This conversation is muddled by vague premises and language. I despise linguistic arguments, as they promise a tiresome circularity, but nevertheless your reference to "modern art" lacks clarity. As does your approach to valuing art. Some of the previous replies have alluded to these problems.

Your comments about whether painting a bowl of fruit is "proper" is misguided. I find little basis for deeming different species of subject matter as proper or improper, as the true import resides in how it is expressed.

This is why the camera poses no challenge to the painter - painstakingly trying to paint something with precise photorealism as the end will produce no more than a novelty. Such would compel one to say, "Wow, how very realistic."

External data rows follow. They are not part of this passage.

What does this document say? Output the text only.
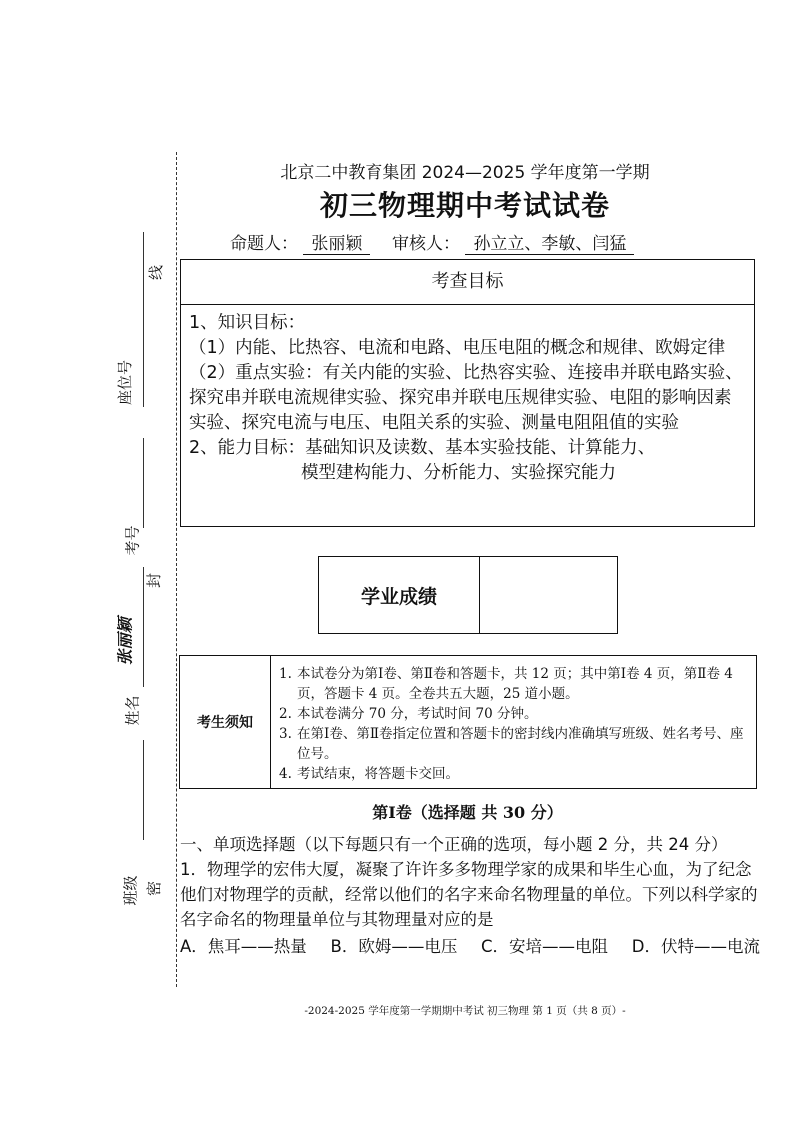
线
座位号
考号
封
张丽颖
姓名
班级 密
北京二中教育集团 2024—2025 学年度第一学期
初三物理期中考试试卷
命题人： 张丽颖 审核人： 孙立立、李敏、闫猛
考查目标

1、知识目标：

（1）内能、比热容、电流和电路、电压电阻的概念和规律、欧姆定律

（2）重点实验：有关内能的实验、比热容实验、连接串并联电路实验、探究串并联电流规律实验、探究串并联电压规律实验、电阻的影响因素实验、探究电流与电压、电阻关系的实验、测量电阻阻值的实验

2、能力目标：基础知识及读数、基本实验技能、计算能力、

模型建构能力、分析能力、实验探究能力

学业成绩
考生须知
1. 本试卷分为第Ⅰ卷、第Ⅱ卷和答题卡，共 12 页；其中第Ⅰ卷 4 页，第Ⅱ卷 4 页，答题卡 4 页。全卷共五大题，25 道小题。
2. 本试卷满分 70 分，考试时间 70 分钟。
3. 在第Ⅰ卷、第Ⅱ卷指定位置和答题卡的密封线内准确填写班级、姓名考号、座位号。
4. 考试结束，将答题卡交回。
第Ⅰ卷（选择题 共 30 分）

一、单项选择题（以下每题只有一个正确的选项，每小题 2 分，共 24 分）

1．物理学的宏伟大厦，凝聚了许许多多物理学家的成果和毕生心血，为了纪念他们对物理学的贡献，经常以他们的名字来命名物理量的单位。下列以科学家的名字命名的物理量单位与其物理量对应的是

A．焦耳——热量 B．欧姆——电压 C．安培——电阻 D．伏特——电流
-2024-2025 学年度第一学期期中考试 初三物理 第 1 页（共 8 页）-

For a work of art to truly resonate with a viewer, the artist infuses their creation with perspective, emotion, or as Rand might say..."the world as it ought to be". Can the camera achieve such an expression? Well, yes, possibly...medium is irrelevant (and to an extent, so is the subject). What really matters is the treatment of the subject.

My own portrayal of a bowl of fruit, which, sadly I do not have imaged for my website, endures as one of my personal favorites. This is not because I champion the significance of the mundane (I don't), but because in it there exists a light, dynamic, elegance that I value both visually and ethically.

My problem with what we may call "modern art" is that it lacks intelligibility. RI1138 was quite right - the subject becomes decontextualized, with no form to communicate the expression to the viewer. Enjoying art at this level seems purely a social chimera, ugly in its arbitrary elitism and desperate parroting.

aleph_0: Thanks for posting the piece by Frank O'Connor.